RIL case: Dasgupta asks SC to order auction of K-G gas block
13 Mar 2014
Arguments in the Reliance Industries Ltd gas pricing case continued in the Supreme Court for the second day on Wednesday, with the counsel for Gurudas Dasgupta, one of the petitioners, continuing to try and build a case of alleged collusion between the petroleum ministry and RIL.
The Communist Party of India leader's counsel Colin Gonsalves demanded that the Krishna-Godavari gas block allocated to RIL should be put on the block for auction.
The court was hearing a public interest suit jointly filed by Dasgupta and the activist organisation Common Cause, challenging the gas price rise expected to come into force from April.
The petitioners also questioned the feasibility of the gas price formula recommended by former Reserve Bank of India governor C Rangarajan, which will be used by the government to review gas prices every quarter.
Dasgupta's lawyer highlighted the reservations expressed by the parliamentary standing committee which had called for a review of the Rangarajan formula.

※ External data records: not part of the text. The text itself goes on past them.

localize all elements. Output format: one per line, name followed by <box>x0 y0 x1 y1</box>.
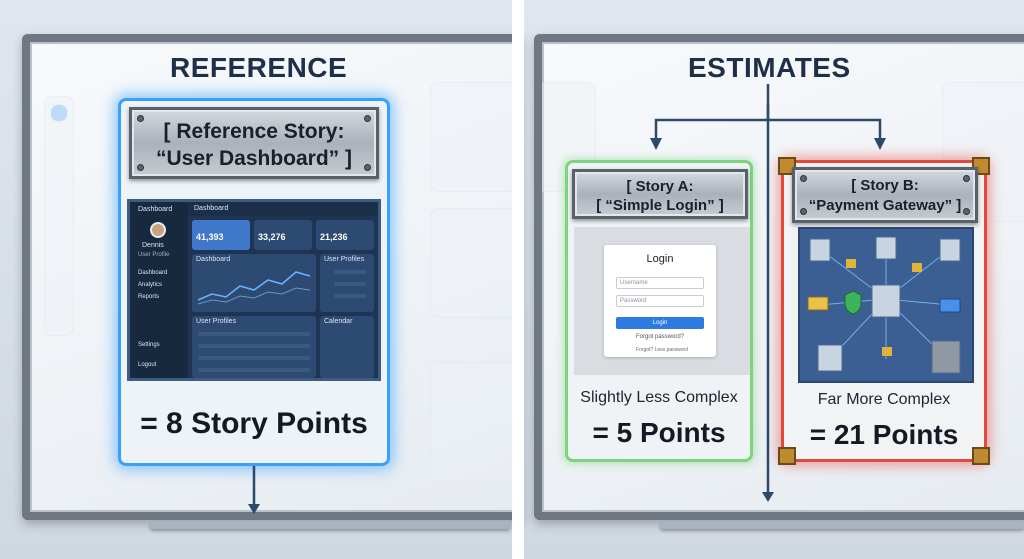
stat-tile: 21,236 <box>316 220 374 250</box>
story-a-points: = 5 Points <box>592 417 726 448</box>
story-b-plate: [ Story B: “Payment Gateway” ] <box>792 167 978 223</box>
dashboard-user-name: Dennis <box>142 242 164 249</box>
stat-value: 21,236 <box>320 232 348 242</box>
stat-value: 33,276 <box>258 232 286 242</box>
lock-icon <box>912 263 922 272</box>
payment-network-illustration <box>798 227 974 383</box>
story-b-points: = 21 Points <box>809 419 959 450</box>
stat-value: 41,393 <box>196 232 224 242</box>
story-a-plate-line1: [ Story A: <box>626 178 694 195</box>
calendar-panel: Calendar <box>320 316 374 378</box>
dashboard-nav-item: Logout <box>138 362 157 368</box>
reference-story-plate: [ Reference Story: “User Dashboard” ] <box>129 107 379 179</box>
stat-tile: 33,276 <box>254 220 312 250</box>
credit-card-icon <box>807 296 829 311</box>
profiles-table-title: User Profiles <box>196 318 237 325</box>
story-b-card: [ Story B: “Payment Gateway” ] <box>778 157 990 465</box>
reference-plate-line2: “User Dashboard” ] <box>155 147 353 170</box>
dashboard-sidebar: Dashboard Dennis User Profile Dashboard … <box>130 202 188 378</box>
username-field[interactable]: Username <box>616 277 704 289</box>
corner-bracket <box>972 447 990 465</box>
story-a-plate-line2: [ “Simple Login” ] <box>596 197 724 214</box>
dashboard-nav-item: Analytics <box>138 282 163 288</box>
story-a-complexity: Slightly Less Complex <box>580 389 738 406</box>
vault-icon <box>931 340 961 374</box>
dashboard-user-role: User Profile <box>138 252 170 258</box>
reference-story-card: [ Reference Story: “User Dashboard” ] Da… <box>118 98 390 466</box>
reference-points: = 8 Story Points <box>140 407 368 440</box>
login-button[interactable]: Login <box>616 317 704 329</box>
story-a-plate: [ Story A: [ “Simple Login” ] <box>572 169 748 219</box>
user-profiles-panel: User Profiles <box>320 254 374 312</box>
login-form: Login Username Password Login Forgot pas… <box>604 245 716 357</box>
user-profiles-title: User Profiles <box>324 256 365 263</box>
profiles-table-panel: User Profiles <box>192 316 316 378</box>
server-icon <box>939 238 961 262</box>
server-icon <box>809 238 831 262</box>
dashboard-line-chart <box>197 271 311 305</box>
story-a-card: [ Story A: [ “Simple Login” ] Login User… <box>565 160 753 462</box>
server-icon <box>817 344 843 372</box>
dashboard-nav-item: Reports <box>138 294 160 300</box>
arrow-to-story-b <box>768 118 882 140</box>
credit-card-icon <box>939 298 961 313</box>
calendar-title: Calendar <box>324 318 353 325</box>
login-footer: Forgot? Less password <box>636 347 688 353</box>
corner-bracket <box>778 157 796 175</box>
story-b-complexity: Far More Complex <box>817 391 951 408</box>
dashboard-nav-item: Settings <box>138 342 160 348</box>
lock-icon <box>846 259 856 268</box>
chart-panel-title: Dashboard <box>196 256 231 263</box>
dashboard-nav-title: Dashboard <box>138 206 173 213</box>
dashboard-chart-panel: Dashboard <box>192 254 316 312</box>
avatar <box>150 222 166 238</box>
story-b-plate-line2: “Payment Gateway” ] <box>808 197 962 214</box>
server-icon <box>875 236 897 260</box>
arrowhead <box>762 492 774 502</box>
reference-heading: REFERENCE <box>170 52 348 83</box>
network-diagram <box>807 236 961 374</box>
dashboard-nav-item: Dashboard <box>138 270 168 276</box>
dashboard-title: Dashboard <box>194 205 229 212</box>
stat-tile: 41,393 <box>192 220 250 250</box>
arrow-to-story-a <box>654 104 770 140</box>
arrowhead <box>248 504 260 514</box>
dashboard-screenshot: Dashboard Dennis User Profile Dashboard … <box>127 199 381 381</box>
dashboard-header: Dashboard <box>188 202 378 216</box>
panel-divider <box>512 0 524 559</box>
login-title: Login <box>646 253 674 265</box>
login-screenshot: Login Username Password Login Forgot pas… <box>574 227 750 375</box>
estimates-heading: ESTIMATES <box>688 52 851 83</box>
shield-icon <box>844 290 862 315</box>
arrowhead <box>650 138 662 150</box>
marker-tray-right <box>660 521 1024 529</box>
marker-tray-left <box>150 521 510 529</box>
password-field[interactable]: Password <box>616 295 704 307</box>
server-icon <box>871 284 901 318</box>
forgot-password-link[interactable]: Forgot password? <box>635 334 685 340</box>
lock-icon <box>882 347 892 356</box>
reference-plate-line1: [ Reference Story: <box>163 120 345 143</box>
arrowhead <box>874 138 886 150</box>
corner-bracket <box>778 447 796 465</box>
story-b-plate-line1: [ Story B: <box>851 177 919 194</box>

The parliamentary panel headed by former finance minister Yashwant Sinha had also recommended an upper ceiling for gas prices.
Earlier, responding to an argument by counsel for Common Cause Prashant Bhushan that RIL was making windfall gains while government revenue was taking a hit, the bench said it was because of the structure of the contract. "If someone is spending on a project like this, he is not doing charity."
On the charge of gold-plating of costs, the counsel for RIL said, "Under the cost-recovery and production-sharing mechanism employed in the production sharing contract, the contractor derives absolutely no benefit from spending more by way of contract costs than is necessary to carry out exploration and development operations. It is the contractor who bears the risk.
''Petroleum may not be produced in sufficient quantities for it to recover costs associated with exploration and development of the block. But the government stands to receive a share of profit petroleum from the day that production starts."
The matter will be taken up for further hearing on 24 March, after the Holi break.